The sensory responses — touch feeling like needles or fire — are not a flaw. They're not "ticklishness." They're your nervous system protecting you from something it learned was dangerous, long ago. That response is real, and it is treatable. It is not who you are. It is something that happened to you.

The fact that you enjoy intimacy when it happens — that you "always forget" you like it — is important. The part of you that responds with pleasure is real. The part that walls it off between experiences is a protection mechanism, not a preference. The enjoyment is the truth. The forgetting is the armor.


WHAT MIGHT HELP

These are resources that might resonate. No pressure. No timeline.

Come As You Are — Emily Nagoski
About responsive desire — why some people need the right context before desire shows up, and why "forgetting" you enjoy sex is more common than you think. It's warm, research-based, and not preachy.

The Body Keeps the Score — Bessel van der Kolk
About how the body holds experiences the mind can't process. Explains sensory responses, withdrawal, and why talk therapy alone sometimes isn't enough.

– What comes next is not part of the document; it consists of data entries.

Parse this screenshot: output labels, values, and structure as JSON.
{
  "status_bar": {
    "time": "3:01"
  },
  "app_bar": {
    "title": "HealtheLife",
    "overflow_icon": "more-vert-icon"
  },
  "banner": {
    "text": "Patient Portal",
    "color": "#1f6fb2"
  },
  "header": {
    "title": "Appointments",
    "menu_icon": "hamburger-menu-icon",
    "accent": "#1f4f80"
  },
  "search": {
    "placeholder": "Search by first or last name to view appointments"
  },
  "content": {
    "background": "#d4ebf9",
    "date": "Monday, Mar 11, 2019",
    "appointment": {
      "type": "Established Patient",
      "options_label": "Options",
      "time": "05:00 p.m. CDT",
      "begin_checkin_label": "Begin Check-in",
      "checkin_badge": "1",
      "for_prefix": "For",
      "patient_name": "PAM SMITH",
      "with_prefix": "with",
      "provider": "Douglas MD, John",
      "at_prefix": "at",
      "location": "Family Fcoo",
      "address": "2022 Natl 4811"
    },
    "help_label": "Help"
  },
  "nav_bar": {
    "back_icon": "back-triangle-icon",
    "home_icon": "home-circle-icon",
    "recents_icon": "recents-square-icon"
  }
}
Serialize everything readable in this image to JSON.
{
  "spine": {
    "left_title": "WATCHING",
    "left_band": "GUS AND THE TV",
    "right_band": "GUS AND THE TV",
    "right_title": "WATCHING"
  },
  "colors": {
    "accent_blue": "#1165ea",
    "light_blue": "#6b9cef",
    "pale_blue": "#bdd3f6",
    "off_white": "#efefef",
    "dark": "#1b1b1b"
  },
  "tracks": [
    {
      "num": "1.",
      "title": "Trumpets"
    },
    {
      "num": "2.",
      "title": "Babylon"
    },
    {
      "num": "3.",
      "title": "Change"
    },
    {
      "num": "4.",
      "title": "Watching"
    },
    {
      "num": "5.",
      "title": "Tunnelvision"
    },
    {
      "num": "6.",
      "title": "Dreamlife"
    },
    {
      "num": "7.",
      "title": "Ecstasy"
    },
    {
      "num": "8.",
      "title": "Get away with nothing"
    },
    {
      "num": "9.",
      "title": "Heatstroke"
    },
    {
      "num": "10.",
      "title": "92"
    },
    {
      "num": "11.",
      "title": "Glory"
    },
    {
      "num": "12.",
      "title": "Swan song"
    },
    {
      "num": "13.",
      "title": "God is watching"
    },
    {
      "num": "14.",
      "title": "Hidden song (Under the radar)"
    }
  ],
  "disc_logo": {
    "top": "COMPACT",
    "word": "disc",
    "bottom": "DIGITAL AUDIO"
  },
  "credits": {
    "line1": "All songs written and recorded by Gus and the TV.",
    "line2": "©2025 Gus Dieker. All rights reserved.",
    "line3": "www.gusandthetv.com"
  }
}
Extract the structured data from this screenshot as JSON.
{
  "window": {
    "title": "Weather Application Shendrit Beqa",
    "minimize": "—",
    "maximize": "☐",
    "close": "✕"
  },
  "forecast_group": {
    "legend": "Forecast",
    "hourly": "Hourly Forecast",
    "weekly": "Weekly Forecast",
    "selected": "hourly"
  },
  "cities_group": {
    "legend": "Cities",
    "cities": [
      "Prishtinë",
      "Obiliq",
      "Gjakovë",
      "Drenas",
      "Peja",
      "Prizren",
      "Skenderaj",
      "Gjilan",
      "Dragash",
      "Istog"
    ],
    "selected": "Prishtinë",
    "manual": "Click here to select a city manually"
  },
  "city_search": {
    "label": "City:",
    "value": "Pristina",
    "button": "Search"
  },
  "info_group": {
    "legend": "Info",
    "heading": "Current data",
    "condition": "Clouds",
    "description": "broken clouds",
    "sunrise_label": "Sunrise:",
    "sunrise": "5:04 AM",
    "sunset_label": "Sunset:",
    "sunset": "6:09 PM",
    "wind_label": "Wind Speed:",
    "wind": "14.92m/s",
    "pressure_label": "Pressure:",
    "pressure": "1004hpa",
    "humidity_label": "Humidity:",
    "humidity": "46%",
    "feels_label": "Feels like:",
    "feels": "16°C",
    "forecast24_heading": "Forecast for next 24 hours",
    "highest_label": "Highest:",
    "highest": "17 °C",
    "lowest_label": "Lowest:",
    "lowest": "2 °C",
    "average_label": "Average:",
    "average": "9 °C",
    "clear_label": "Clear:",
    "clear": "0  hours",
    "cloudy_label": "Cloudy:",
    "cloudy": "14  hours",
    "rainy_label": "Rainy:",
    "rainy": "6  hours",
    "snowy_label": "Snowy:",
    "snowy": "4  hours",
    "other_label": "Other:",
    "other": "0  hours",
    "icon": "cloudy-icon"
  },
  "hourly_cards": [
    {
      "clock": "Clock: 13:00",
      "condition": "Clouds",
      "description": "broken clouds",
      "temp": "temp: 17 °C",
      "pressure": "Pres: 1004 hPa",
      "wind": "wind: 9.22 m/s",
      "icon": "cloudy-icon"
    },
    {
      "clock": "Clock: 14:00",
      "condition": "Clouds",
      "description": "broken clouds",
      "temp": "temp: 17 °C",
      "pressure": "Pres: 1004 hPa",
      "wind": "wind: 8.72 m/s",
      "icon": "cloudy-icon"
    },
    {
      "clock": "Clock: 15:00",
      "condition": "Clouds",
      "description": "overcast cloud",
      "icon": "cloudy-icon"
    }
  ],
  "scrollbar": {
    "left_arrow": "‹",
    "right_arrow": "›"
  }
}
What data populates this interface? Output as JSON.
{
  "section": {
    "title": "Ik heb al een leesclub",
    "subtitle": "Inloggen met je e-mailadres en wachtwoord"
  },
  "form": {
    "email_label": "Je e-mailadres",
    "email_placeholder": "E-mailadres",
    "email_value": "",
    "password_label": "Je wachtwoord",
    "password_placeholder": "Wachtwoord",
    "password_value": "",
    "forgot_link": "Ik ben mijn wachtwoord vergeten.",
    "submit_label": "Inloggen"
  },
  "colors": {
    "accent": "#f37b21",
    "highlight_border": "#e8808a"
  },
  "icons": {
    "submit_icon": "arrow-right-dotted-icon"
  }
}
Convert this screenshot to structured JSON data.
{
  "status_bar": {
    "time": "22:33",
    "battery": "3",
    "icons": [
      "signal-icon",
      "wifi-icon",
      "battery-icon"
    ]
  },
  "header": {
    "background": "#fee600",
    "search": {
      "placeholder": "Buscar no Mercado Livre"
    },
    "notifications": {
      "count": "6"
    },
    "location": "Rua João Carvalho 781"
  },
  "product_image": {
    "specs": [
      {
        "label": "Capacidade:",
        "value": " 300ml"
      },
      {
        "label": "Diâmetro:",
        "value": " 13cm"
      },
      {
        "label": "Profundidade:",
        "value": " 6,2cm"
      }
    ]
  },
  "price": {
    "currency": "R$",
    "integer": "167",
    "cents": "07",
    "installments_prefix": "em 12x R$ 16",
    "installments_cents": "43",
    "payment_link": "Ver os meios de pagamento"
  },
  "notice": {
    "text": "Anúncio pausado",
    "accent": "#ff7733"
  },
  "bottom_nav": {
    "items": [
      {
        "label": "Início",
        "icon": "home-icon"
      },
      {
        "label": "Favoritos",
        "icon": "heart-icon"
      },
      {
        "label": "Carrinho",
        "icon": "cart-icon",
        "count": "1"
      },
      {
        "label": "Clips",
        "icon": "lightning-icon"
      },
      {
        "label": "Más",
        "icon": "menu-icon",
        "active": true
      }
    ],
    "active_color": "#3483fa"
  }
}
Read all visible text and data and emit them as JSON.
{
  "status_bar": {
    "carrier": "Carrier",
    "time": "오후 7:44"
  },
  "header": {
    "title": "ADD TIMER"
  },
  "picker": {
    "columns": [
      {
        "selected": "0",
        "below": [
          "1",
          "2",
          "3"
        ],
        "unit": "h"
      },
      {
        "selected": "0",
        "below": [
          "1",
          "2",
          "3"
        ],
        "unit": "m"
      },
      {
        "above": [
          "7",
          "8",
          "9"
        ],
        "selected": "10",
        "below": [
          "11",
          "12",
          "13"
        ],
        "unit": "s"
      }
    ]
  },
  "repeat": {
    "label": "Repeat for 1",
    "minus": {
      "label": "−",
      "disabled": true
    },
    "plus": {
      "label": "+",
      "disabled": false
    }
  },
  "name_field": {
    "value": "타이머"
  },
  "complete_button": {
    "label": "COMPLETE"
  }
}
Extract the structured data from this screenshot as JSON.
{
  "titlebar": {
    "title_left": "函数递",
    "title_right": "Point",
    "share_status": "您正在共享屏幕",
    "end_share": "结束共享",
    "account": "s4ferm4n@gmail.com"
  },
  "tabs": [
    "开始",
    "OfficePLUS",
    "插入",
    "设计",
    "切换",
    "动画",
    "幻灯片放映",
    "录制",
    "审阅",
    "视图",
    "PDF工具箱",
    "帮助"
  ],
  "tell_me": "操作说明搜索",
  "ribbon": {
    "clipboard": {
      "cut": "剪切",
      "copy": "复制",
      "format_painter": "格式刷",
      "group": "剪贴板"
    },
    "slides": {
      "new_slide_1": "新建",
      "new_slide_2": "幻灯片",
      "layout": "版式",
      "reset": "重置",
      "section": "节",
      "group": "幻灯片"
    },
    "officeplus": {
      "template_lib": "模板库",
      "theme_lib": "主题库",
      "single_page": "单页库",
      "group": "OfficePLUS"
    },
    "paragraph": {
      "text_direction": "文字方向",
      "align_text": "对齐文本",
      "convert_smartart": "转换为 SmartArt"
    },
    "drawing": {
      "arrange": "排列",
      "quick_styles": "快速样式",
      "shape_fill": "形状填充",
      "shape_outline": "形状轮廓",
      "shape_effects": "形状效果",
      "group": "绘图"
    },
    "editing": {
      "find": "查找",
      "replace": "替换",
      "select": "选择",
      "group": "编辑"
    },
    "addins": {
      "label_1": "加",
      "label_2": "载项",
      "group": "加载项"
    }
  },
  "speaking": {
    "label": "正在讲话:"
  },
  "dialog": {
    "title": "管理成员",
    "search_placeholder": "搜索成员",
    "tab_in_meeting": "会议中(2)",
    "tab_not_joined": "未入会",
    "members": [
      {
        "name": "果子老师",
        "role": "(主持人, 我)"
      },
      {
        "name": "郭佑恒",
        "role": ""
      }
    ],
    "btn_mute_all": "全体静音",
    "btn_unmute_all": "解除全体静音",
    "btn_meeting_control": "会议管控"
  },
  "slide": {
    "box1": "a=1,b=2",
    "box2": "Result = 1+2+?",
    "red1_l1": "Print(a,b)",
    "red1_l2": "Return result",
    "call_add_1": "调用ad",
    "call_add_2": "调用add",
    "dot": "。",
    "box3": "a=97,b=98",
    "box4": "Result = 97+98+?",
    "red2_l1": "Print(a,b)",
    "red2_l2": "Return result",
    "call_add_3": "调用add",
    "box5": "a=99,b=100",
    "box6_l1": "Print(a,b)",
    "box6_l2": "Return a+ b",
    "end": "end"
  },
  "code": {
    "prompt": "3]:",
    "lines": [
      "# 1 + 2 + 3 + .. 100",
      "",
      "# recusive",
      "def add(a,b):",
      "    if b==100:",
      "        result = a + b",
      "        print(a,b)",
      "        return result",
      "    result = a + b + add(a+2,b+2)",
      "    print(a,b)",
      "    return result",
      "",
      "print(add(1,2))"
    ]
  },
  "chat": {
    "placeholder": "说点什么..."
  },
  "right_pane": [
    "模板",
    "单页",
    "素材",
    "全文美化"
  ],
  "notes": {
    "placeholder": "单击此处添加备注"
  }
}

Shameless — Tina Schermer Sellers
Written specifically for people healing from purity culture's impact on sexuality. Direct, compassionate, and practical.

Women Who Run With the Wolves — Clarissa Pinkola Estés
Not about sex directly. About reclaiming instinct, wildness, and the parts of yourself that got buried. Many women find it at exactly this kind of turning point.

If any of this resonates, a somatic therapist — someone trained in body-based work like EMDR or somatic experiencing — might reach things that regular talk therapy can't. The body holds what the mind puts away. Sometimes healing starts there.


WHAT THIS ISN'T

This isn't an assignment. It isn't a fix-it list. It isn't someone else's agenda for your body or your choices.

It's just a possibility: that what happened in February wasn't an ending. It was something real breaking through — something that's been waiting a long time. And that the withdrawal afterward wasn't failure. It was the shock of meeting yourself without armor for the first time.

---

Your healing is yours. It doesn't need to produce a result for anyone else. It doesn't need to follow a timeline. It doesn't need to look like anything anyone expects.

You're not broken. You were shaped by things that weren't your choice. And the fact that you're here — even questioning, even wanting more — means something in you already knows the way out.